Sadly, around 20 minutes before the end of this virtual show, Glass Animals’ stream crashed. This was due to no fault whatsoever of their own, but unfortunately it drastically and irreversibly detracted from the impact that the show had succeeded in creating over the previous 50 minutes. The intimacy and involvement felt in the show was suddenly ripped from the thousands of viewers watching the show all at once.
Whilst, as an alternative, the show is being offered to those who missed the end of the show for 72 hours (and what an end it is, with the most incredible rendition of their song, “Pork Soda”, I have ever had the pleasure of hearing), it clearly shows the limitations of an internet gig.
As much as I am impressed with the show put on by Glass Animals and the display of what can be achieved even during the current circumstances, it is clear that it is no substitute for the real thing.

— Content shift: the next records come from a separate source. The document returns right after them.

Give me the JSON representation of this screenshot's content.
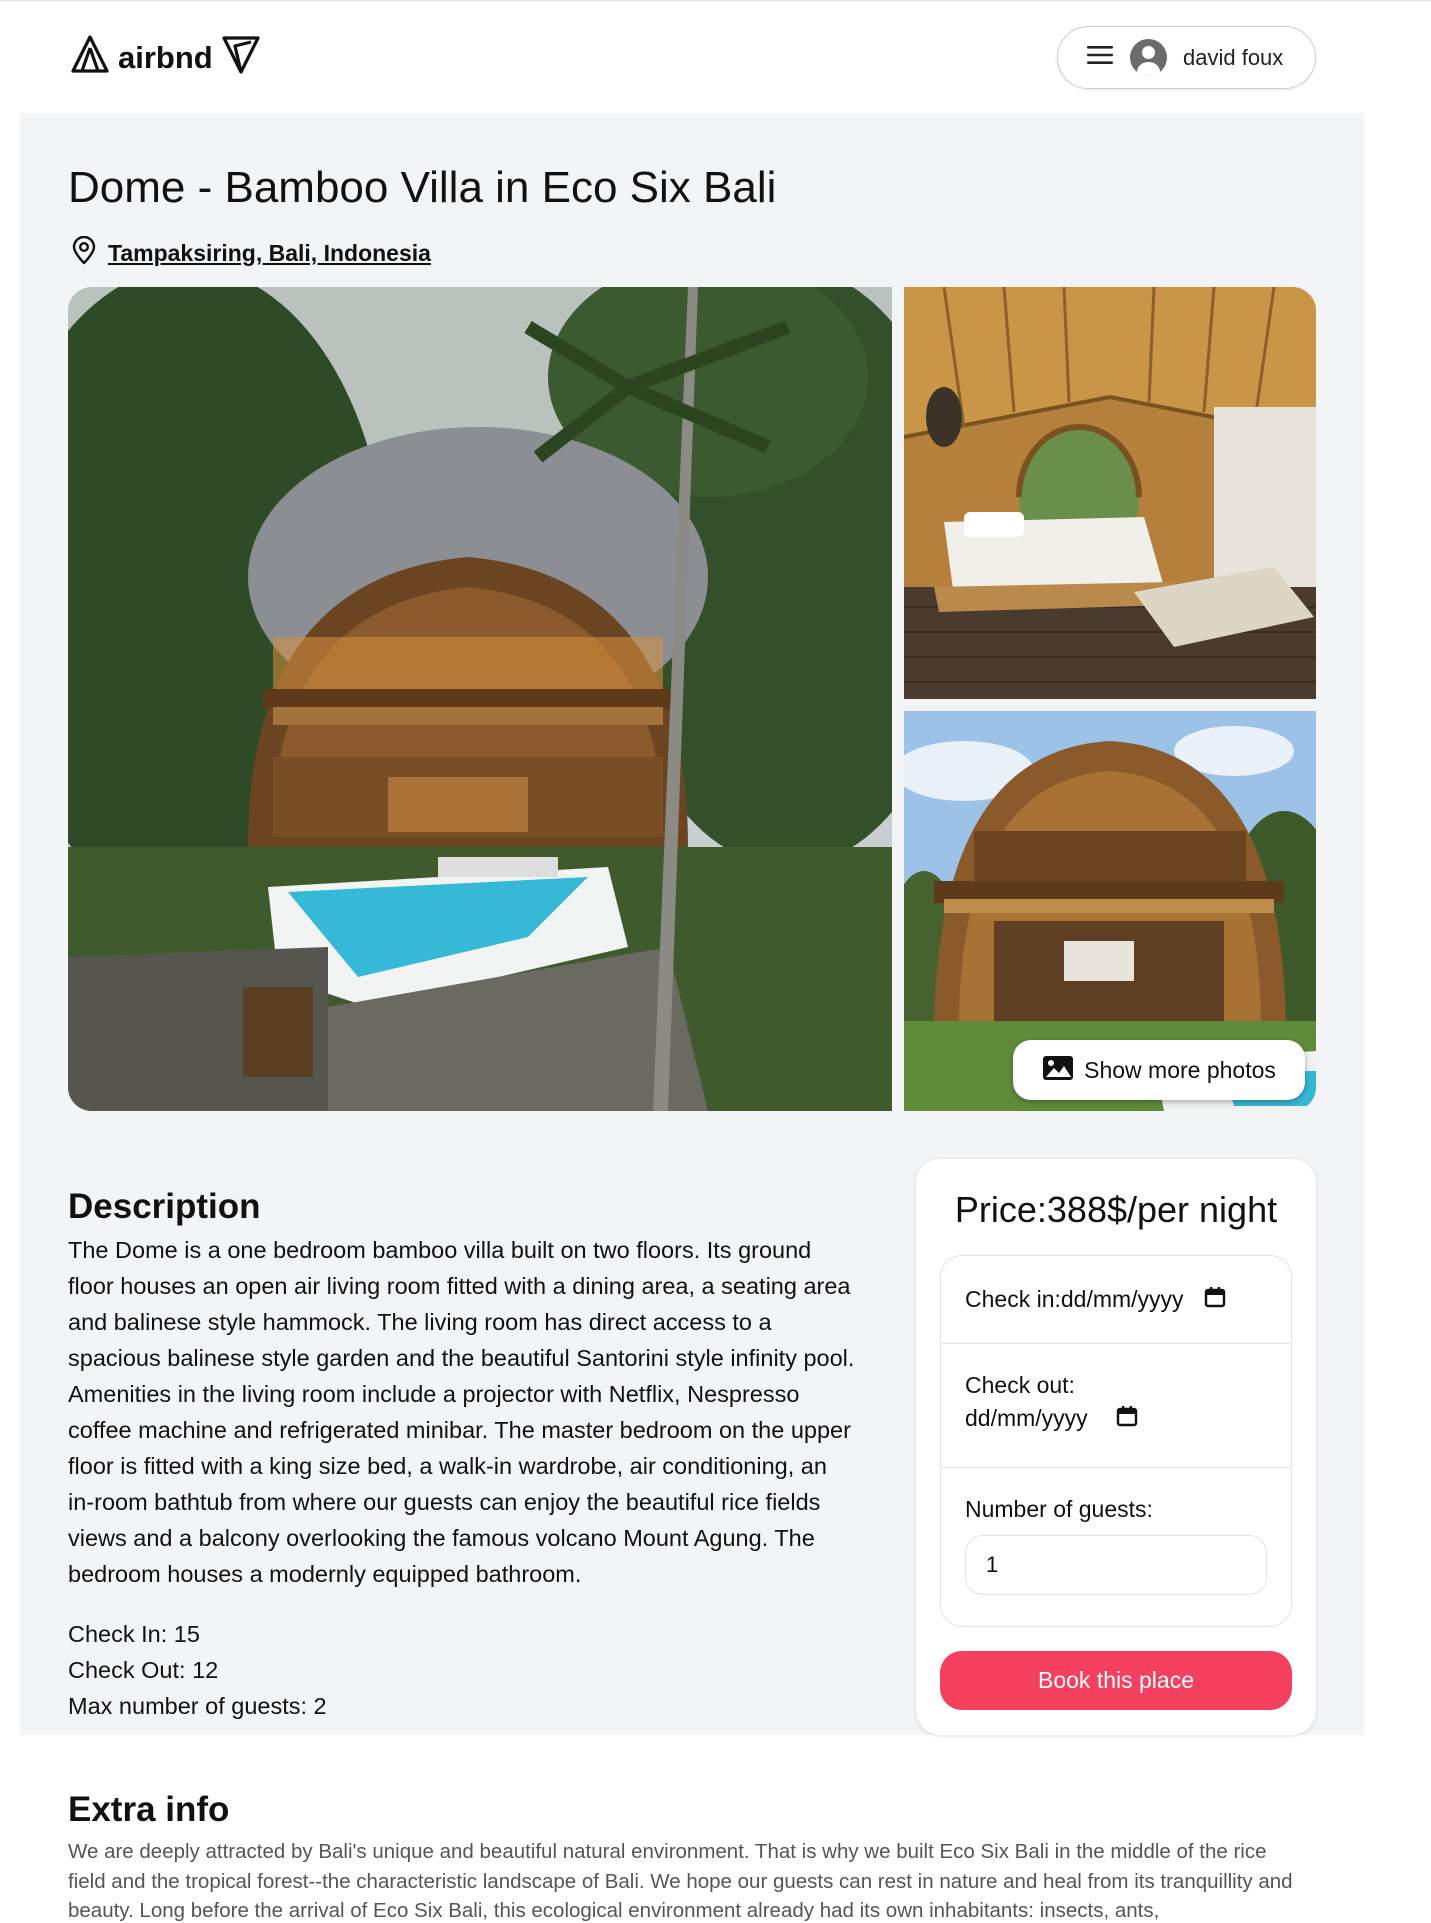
{
  "header": {
    "logo_text": "airbnd",
    "user_name": "david foux"
  },
  "listing": {
    "title": "Dome - Bamboo Villa in Eco Six Bali",
    "location": "Tampaksiring, Bali, Indonesia",
    "show_more_label": "Show more photos",
    "description_heading": "Description",
    "description": "The Dome is a one bedroom bamboo villa built on two floors. Its ground floor houses an open air living room fitted with a dining area, a seating area and balinese style hammock. The living room has direct access to a spacious balinese style garden and the beautiful Santorini style infinity pool. Amenities in the living room include a projector with Netflix, Nespresso coffee machine and refrigerated minibar. The master bedroom on the upper floor is fitted with a king size bed, a walk-in wardrobe, air conditioning, an in-room bathtub from where our guests can enjoy the beautiful rice fields views and a balcony overlooking the famous volcano Mount Agung. The bedroom houses a modernly equipped bathroom.",
    "check_in": "Check In: 15",
    "check_out": "Check Out: 12",
    "max_guests": "Max number of guests: 2"
  },
  "booking": {
    "price": "Price:388$/per night",
    "check_in_label": "Check in:",
    "check_in_value": "dd/mm/yyyy",
    "check_out_label": "Check out:",
    "check_out_value": "dd/mm/yyyy",
    "guests_label": "Number of guests:",
    "guests_value": "1",
    "book_button": "Book this place",
    "accent_color": "#f43f5e"
  },
  "extra": {
    "heading": "Extra info",
    "text": "We are deeply attracted by Bali's unique and beautiful natural environment. That is why we built Eco Six Bali in the middle of the rice field and the tropical forest--the characteristic landscape of Bali. We hope our guests can rest in nature and heal from its tranquillity and beauty. Long before the arrival of Eco Six Bali, this ecological environment already had its own inhabitants: insects, ants,"
  },
  "icons": {
    "logo_left": "airbnd-logo-icon",
    "logo_right": "v-logo-icon",
    "menu": "hamburger-icon",
    "avatar": "user-avatar-icon",
    "location": "map-pin-icon",
    "photos": "image-icon",
    "calendar": "calendar-icon"
  }
}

To say the least, at an in-person gig, it is highly unlikely that the show would be cut 20 minutes short due to technical issues.
But even besides that fact, nothing will ever be able to take the place of being firmly planted in the middle of a sweaty, pulsating crowd, singing your heart out to songs you have spent the last two weeks memorising. There is nothing that will ever be able to take the place of that experience.
Glass Animals’ online show presents a potential look at the future of live music, showing both the potential and shortcomings of the format.
Overall, however, the show, like the band’s third album, seems to show the appeal of a pre-digital world; a world where bands still performed in-person and VHS reigned supreme. Perhaps one day the world will be ready for exclusively online gigs, but our generation is not ready for that world yet.